Стоят волохи вокруг князя. Молчат. Будто ждут чего-то. Вече уже и ворчать начало: мол, говори, княже, зачем собрал, от дел оторвал? Не любит толпа ждать.
Молчит Владимир.
Вече тоже примолкло. Что-то повисло в воздухе. Страх? Непонятное происходит. А что непонятно, то опасно. Неужто — худые вести?
— Видал, сколько народу собралось тебя послушать? — Добрыня толкнул кулаком в бок тощего длинного монаха. — Все как ты хотел. Тут те и овцы заблудшие, и лжепастыри. Иди! Проясни им, чем твой бог хорош!
Монах зыркнул на воеводу темным горящим глазом (вместо второго — черная повязка) — подобрал подол грязной рясы и решительно полез на помост.
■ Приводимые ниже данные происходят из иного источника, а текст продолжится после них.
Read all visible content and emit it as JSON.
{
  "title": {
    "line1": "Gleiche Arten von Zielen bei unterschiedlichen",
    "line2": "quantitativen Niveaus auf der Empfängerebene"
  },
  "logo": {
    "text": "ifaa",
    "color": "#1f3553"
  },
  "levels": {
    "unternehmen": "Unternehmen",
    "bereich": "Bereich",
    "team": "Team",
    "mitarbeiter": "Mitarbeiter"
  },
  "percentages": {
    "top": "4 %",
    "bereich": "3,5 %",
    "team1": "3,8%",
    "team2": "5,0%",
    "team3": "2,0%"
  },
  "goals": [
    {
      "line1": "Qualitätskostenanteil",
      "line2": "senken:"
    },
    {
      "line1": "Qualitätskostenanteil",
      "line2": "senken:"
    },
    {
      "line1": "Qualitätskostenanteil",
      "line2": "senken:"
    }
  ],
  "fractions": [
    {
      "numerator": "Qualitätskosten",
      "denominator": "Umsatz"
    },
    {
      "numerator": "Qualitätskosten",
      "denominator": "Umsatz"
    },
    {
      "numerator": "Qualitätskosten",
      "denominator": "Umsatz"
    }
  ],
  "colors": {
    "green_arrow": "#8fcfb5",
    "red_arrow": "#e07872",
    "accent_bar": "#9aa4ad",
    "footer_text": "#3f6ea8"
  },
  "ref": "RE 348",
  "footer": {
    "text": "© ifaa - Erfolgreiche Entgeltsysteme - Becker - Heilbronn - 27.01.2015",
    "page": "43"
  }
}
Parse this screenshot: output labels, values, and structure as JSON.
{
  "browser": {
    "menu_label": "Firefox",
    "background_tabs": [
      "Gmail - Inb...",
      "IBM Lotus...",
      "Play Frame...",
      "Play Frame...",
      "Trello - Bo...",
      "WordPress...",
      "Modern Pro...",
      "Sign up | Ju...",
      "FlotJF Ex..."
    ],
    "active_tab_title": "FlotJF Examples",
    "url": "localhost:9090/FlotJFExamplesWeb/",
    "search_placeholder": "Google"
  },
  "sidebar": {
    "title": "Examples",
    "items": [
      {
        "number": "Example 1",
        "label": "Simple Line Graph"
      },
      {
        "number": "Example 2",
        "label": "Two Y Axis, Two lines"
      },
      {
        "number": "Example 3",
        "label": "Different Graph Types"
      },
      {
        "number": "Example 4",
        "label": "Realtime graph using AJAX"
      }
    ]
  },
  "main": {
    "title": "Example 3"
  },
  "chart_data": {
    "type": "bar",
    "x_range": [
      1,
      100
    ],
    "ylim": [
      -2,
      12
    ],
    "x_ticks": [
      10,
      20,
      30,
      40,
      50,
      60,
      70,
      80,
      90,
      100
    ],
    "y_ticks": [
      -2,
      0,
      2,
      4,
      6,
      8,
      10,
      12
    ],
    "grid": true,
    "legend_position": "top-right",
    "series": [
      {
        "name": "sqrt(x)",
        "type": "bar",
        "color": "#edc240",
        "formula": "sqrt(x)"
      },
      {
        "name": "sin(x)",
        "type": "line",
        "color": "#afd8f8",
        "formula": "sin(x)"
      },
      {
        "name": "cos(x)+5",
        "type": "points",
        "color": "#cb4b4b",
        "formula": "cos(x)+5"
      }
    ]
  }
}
Растолкал всех, даже князя отодвинул.
— Покайтесь, человеки! — воскликнул монах, воздев над собой крест с продетым в ушко простым конопляным вервием. — Отрекитесь от кумиров сатанинских! Узрите Истину!
Зычный голос монаха с явным германским выговором вознесся над площадью… И удивил всех.
Уж чего-чего ждали новгородцы, но только не этого. Услышали — и растерялись.
А монах тем временем вещал. Про ложных богов, про бесов и черное язычество. Скопом хуля и ложных богов, и их последователей, и, особенно, отвратительных языческих жрецов… Которые стояли здесь же, на помосте, и тоже растерялись. Воевода Добрыня позвал их для того, чтобы объявить нечто важное… Неужели Владимир по примеру братьев решил стать последователем Христа? Но тогда зачем ему волохи? Или что худое задумал?